Based on (i) the circumstances surrounding the case, (ii) the reasons put forward by the AAWM in support of its application for extension of the 21 days statutory period and (iii) the objections of both the ARC and the MRA, the Supreme Court refused to exercise its discretion to allow an extension of time to the AAWM.

The Supreme Court upheld the objections raised by the ARC and the MRA and set aside the application of AAWM for extension of time. The Supreme Court went even further to point out that the tax due was payable in accordance with the decision of the ARC and this notwithstanding any appeal being made, or sought to be made as in the present case.

This judgment, coincidentally, comes in the tail of a recent judgment delivered by the Industrial Court which highlighted the need to strictly comply with statutory periods. The case concerned an employee of Bayport Management Limited who was required to appear before a disciplinary committee to give her explanations with respect to a series of charges which had been brought against her. Section 64(2)(a)(ii) of the Workers' Rights Act provides that an employer shall not terminate a worker's agreement for reasons related to the worker's alleged misconduct unless the worker has been given at least 7 days' notice to answer any charge made against him.

The charges were communicated to the employee on the 21 November 2019 and the disciplinary committee was held on the 28 November 2019. The Industrial Court held that the 21st should not be included in the seven days stipulated. The time limit therefore ended on the 29th so that the employee was given only 6 days to answer the charges leveled against her by Bayport in breach of section 64(2)(a)(iii) of the Workers' Rights Act. Bayport not having afforded the employee at least 7 days to answer the said charges of misconduct made against her before the Disciplinary Committee, her dismissal was deemed to be unjustified because the time limit of 7 days was mandatory.

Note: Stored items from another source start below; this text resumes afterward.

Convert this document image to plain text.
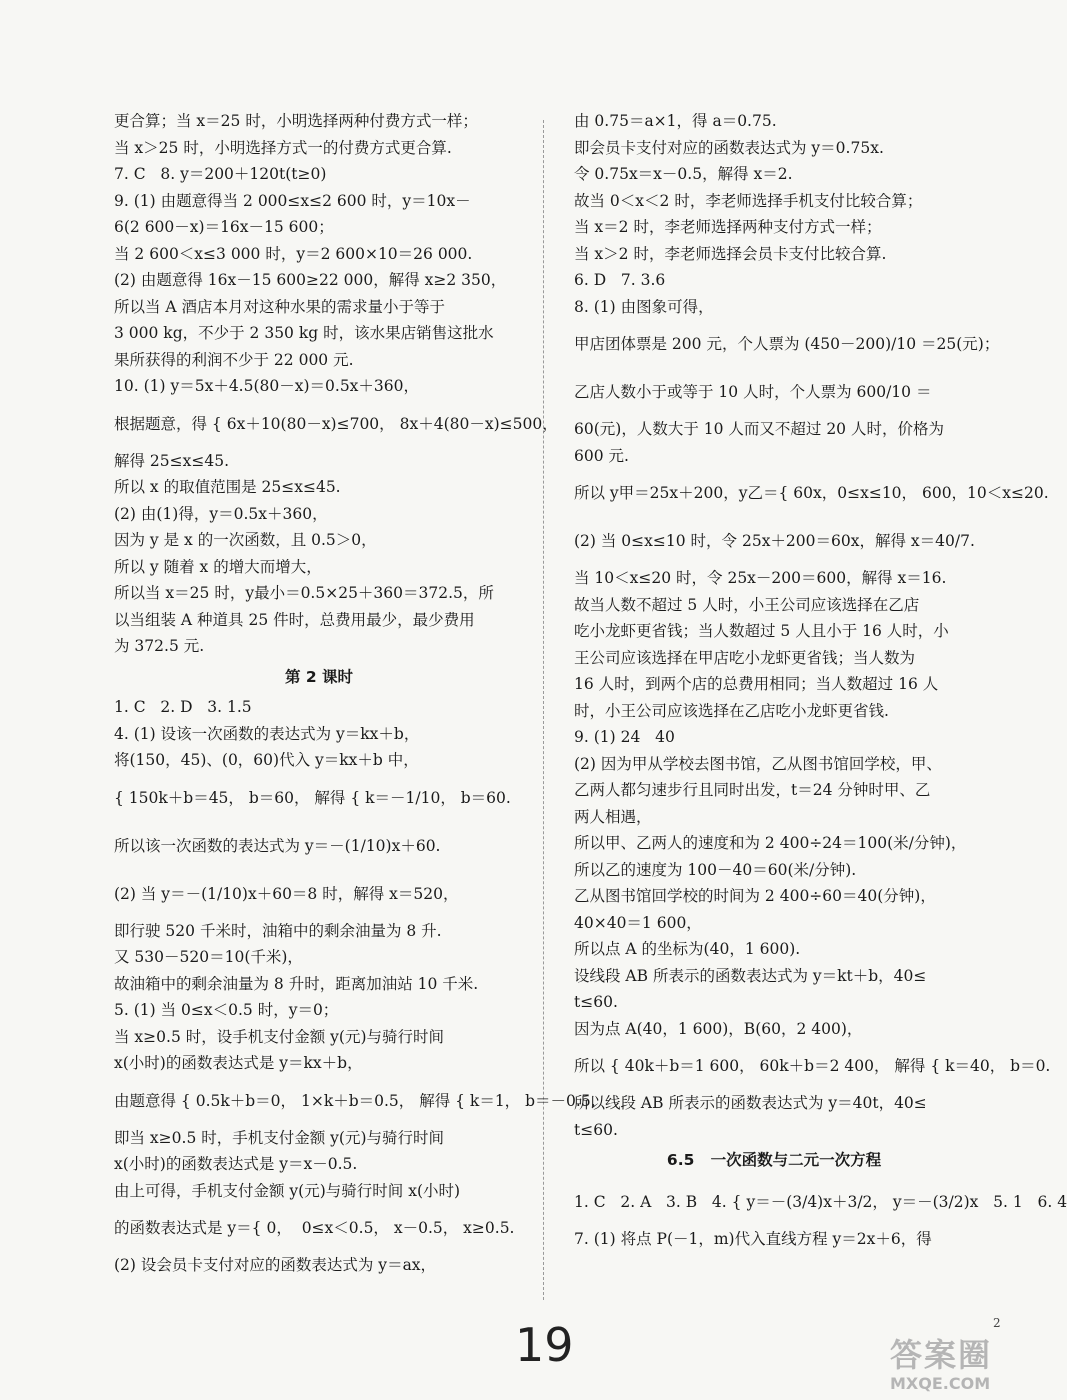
更合算；当 x＝25 时，小明选择两种付费方式一样；
当 x＞25 时，小明选择方式一的付费方式更合算.
7. C   8. y＝200＋120t(t≥0)
9. (1) 由题意得当 2 000≤x≤2 600 时，y＝10x－
6(2 600－x)＝16x－15 600；
当 2 600＜x≤3 000 时，y＝2 600×10＝26 000.
(2) 由题意得 16x－15 600≥22 000，解得 x≥2 350，
所以当 A 酒店本月对这种水果的需求量小于等于
3 000 kg，不少于 2 350 kg 时，该水果店销售这批水
果所获得的利润不少于 22 000 元.
10. (1) y＝5x＋4.5(80－x)＝0.5x＋360，
根据题意，得 { 6x＋10(80－x)≤700， 8x＋4(80－x)≤500，
解得 25≤x≤45.
所以 x 的取值范围是 25≤x≤45.
(2) 由(1)得，y＝0.5x＋360，
因为 y 是 x 的一次函数，且 0.5＞0，
所以 y 随着 x 的增大而增大，
所以当 x＝25 时，y最小＝0.5×25＋360＝372.5，所
以当组装 A 种道具 25 件时，总费用最少，最少费用
为 372.5 元.
第 2 课时
1. C   2. D   3. 1.5
4. (1) 设该一次函数的表达式为 y＝kx＋b，
将(150，45)、(0，60)代入 y＝kx＋b 中，
{ 150k＋b＝45， b＝60， 解得 { k＝－1/10， b＝60.
所以该一次函数的表达式为 y＝－(1/10)x＋60.
(2) 当 y＝－(1/10)x＋60＝8 时，解得 x＝520，
即行驶 520 千米时，油箱中的剩余油量为 8 升.
又 530－520＝10(千米)，
故油箱中的剩余油量为 8 升时，距离加油站 10 千米.
5. (1) 当 0≤x＜0.5 时，y＝0；
当 x≥0.5 时，设手机支付金额 y(元)与骑行时间
x(小时)的函数表达式是 y＝kx＋b，
由题意得 { 0.5k＋b＝0， 1×k＋b＝0.5， 解得 { k＝1， b＝－0.5.
即当 x≥0.5 时，手机支付金额 y(元)与骑行时间
x(小时)的函数表达式是 y＝x－0.5.
由上可得，手机支付金额 y(元)与骑行时间 x(小时)
的函数表达式是 y＝{ 0，  0≤x＜0.5， x－0.5， x≥0.5.
(2) 设会员卡支付对应的函数表达式为 y＝ax，
由 0.75＝a×1，得 a＝0.75.
即会员卡支付对应的函数表达式为 y＝0.75x.
令 0.75x＝x－0.5，解得 x＝2.
故当 0＜x＜2 时，李老师选择手机支付比较合算；
当 x＝2 时，李老师选择两种支付方式一样；
当 x＞2 时，李老师选择会员卡支付比较合算.
6. D   7. 3.6
8. (1) 由图象可得，
甲店团体票是 200 元，个人票为 (450－200)/10 ＝25(元)；
乙店人数小于或等于 10 人时，个人票为 600/10 ＝
60(元)，人数大于 10 人而又不超过 20 人时，价格为
600 元.
所以 y甲＝25x＋200，y乙＝{ 60x，0≤x≤10， 600，10＜x≤20.
(2) 当 0≤x≤10 时，令 25x＋200＝60x，解得 x＝40/7.
当 10＜x≤20 时，令 25x－200＝600，解得 x＝16.
故当人数不超过 5 人时，小王公司应该选择在乙店
吃小龙虾更省钱；当人数超过 5 人且小于 16 人时，小
王公司应该选择在甲店吃小龙虾更省钱；当人数为
16 人时，到两个店的总费用相同；当人数超过 16 人
时，小王公司应该选择在乙店吃小龙虾更省钱.
9. (1) 24   40
(2) 因为甲从学校去图书馆，乙从图书馆回学校，甲、
乙两人都匀速步行且同时出发，t＝24 分钟时甲、乙
两人相遇，
所以甲、乙两人的速度和为 2 400÷24＝100(米/分钟)，
所以乙的速度为 100－40＝60(米/分钟).
乙从图书馆回学校的时间为 2 400÷60＝40(分钟)，
40×40＝1 600，
所以点 A 的坐标为(40，1 600).
设线段 AB 所表示的函数表达式为 y＝kt＋b，40≤
t≤60.
因为点 A(40，1 600)，B(60，2 400)，
所以 { 40k＋b＝1 600， 60k＋b＝2 400， 解得 { k＝40， b＝0.
所以线段 AB 所表示的函数表达式为 y＝40t，40≤
t≤60.
6.5   一次函数与二元一次方程
1. C   2. A   3. B   4. { y＝－(3/4)x＋3/2， y＝－(3/2)x   5. 1   6. 4
7. (1) 将点 P(－1，m)代入直线方程 y＝2x＋6，得
19	2
答案圈
MXQE.COM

As a result, the Industrial Court ordered Bayport to pay to the employee the sum of Rs 5,405,444.71/- with interest at the rate of 12% per annum on the amount of severance allowance payable from the date of termination of employment to the date of final payment. Again, it is seen that the Court has placed strict emphasis on a statutory period irrespective of the merits of the case, with ensuing serious consequences on defaulters.